This is a question I often think of when I hear about countries considering blocking just one protocol with encryption, such as tor: How would a resourceful government block tor. Clearly France wouldn't consider a total ban on all encrypted traffic, but one could make a strong argument for doing so in a country where laws prohibit disloyal, disunifying or critical communication.
It seems though that even countries with poor human rights records allow encrypted traffic, while restricting all traffic to application level proxies that speak only unecrypted HTTP would certainly solve the problem, in as much as unmonitored communication by citizens can be seen as a problem. Why don't we see totalitarian limits on the internet itself more broadly?
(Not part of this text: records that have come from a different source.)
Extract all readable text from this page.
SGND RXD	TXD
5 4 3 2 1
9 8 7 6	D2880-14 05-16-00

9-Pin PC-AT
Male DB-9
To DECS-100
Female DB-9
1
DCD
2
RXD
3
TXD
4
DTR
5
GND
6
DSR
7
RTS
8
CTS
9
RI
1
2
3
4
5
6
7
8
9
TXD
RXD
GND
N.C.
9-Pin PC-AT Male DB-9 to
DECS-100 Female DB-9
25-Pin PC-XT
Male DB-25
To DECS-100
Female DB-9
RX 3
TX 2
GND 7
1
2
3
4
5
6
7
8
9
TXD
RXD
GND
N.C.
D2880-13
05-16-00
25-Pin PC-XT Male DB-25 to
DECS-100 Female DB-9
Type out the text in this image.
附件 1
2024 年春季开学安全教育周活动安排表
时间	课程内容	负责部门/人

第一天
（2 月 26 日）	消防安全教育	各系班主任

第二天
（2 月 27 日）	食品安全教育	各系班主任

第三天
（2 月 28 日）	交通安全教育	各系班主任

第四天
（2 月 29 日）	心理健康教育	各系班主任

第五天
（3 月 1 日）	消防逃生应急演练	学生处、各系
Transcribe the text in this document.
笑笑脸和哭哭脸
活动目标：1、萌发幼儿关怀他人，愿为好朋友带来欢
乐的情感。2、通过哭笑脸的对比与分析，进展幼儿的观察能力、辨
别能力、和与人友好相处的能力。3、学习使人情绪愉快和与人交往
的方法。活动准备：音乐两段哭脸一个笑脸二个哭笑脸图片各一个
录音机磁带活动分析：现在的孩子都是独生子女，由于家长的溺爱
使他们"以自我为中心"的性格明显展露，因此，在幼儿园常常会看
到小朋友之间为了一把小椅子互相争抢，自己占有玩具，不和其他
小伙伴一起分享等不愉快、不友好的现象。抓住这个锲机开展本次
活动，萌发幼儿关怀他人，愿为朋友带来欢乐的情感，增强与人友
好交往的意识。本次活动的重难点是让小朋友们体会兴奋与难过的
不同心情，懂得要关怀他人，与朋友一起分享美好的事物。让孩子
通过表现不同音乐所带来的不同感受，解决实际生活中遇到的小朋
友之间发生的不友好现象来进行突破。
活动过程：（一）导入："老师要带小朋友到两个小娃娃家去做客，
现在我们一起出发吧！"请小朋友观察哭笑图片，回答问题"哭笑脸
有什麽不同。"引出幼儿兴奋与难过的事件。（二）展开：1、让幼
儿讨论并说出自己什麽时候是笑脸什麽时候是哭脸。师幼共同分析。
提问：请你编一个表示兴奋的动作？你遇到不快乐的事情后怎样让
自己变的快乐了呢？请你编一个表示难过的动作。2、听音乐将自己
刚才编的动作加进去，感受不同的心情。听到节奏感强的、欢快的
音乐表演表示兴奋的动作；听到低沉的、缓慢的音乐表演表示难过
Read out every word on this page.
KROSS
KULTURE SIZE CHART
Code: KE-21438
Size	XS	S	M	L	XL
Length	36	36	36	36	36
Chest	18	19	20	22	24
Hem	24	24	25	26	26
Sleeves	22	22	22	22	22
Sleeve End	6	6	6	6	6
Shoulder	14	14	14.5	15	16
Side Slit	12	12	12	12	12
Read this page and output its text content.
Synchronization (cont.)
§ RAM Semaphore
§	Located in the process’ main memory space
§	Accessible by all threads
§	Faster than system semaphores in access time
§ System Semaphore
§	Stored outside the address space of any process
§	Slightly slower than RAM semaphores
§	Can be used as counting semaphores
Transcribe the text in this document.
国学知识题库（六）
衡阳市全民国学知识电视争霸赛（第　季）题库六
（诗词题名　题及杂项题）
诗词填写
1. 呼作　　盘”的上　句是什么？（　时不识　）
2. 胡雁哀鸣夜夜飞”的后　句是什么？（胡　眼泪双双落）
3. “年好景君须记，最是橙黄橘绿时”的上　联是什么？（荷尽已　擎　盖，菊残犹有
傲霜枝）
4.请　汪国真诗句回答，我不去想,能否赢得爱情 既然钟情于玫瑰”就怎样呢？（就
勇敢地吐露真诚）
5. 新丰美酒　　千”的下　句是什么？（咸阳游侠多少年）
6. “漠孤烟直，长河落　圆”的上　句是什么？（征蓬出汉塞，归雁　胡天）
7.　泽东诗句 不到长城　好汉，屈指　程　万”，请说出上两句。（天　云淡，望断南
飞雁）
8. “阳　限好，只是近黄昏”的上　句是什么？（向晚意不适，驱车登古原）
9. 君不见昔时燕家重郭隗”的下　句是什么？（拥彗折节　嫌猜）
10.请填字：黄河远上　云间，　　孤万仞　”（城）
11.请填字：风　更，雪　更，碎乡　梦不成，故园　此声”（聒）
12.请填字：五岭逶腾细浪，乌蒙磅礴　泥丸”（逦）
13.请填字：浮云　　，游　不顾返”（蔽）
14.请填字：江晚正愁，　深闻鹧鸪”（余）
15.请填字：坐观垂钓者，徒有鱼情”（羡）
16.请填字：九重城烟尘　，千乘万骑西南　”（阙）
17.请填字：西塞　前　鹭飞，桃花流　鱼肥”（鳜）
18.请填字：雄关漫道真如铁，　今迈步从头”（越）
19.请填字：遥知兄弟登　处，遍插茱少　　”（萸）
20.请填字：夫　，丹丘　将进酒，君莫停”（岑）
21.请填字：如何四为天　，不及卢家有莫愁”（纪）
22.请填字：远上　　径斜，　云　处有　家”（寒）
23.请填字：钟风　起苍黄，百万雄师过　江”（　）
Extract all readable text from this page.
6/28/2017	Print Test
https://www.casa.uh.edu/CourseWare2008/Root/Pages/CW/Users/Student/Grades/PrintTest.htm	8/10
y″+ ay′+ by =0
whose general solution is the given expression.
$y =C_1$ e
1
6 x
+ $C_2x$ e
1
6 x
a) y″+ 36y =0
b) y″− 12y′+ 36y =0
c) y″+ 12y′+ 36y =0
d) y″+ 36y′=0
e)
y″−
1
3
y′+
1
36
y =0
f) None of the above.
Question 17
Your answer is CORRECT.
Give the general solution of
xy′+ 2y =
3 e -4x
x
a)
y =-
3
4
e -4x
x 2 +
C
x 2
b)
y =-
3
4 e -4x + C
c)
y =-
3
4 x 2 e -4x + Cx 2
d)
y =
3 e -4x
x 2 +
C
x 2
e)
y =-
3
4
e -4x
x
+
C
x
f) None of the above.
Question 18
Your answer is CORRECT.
Regarding the comments, if you put a ban on "uninterpretable communications on the people's internet", you'd immediately ban HTTPS, which is mostly invisible to both users and web designers, but also anything a bureaucrat counldn't off the cuff interpret easily would stick out. You could certainly deliver encryption technology in the clear via javascript, where it can be intercepted and mucked with, but it's hard to see how a combination of inconvenience, attacks by government and social pressure allow that to be a workable solution.
To clarify, I'm asking what is to be lost when a country decides that it must be able to view, analyze and modify all communications to and from its citizens online. That western websites often use HTTPS is a good argument, and a kind of surprising one, given that social media seems to be a primary weapon against despots.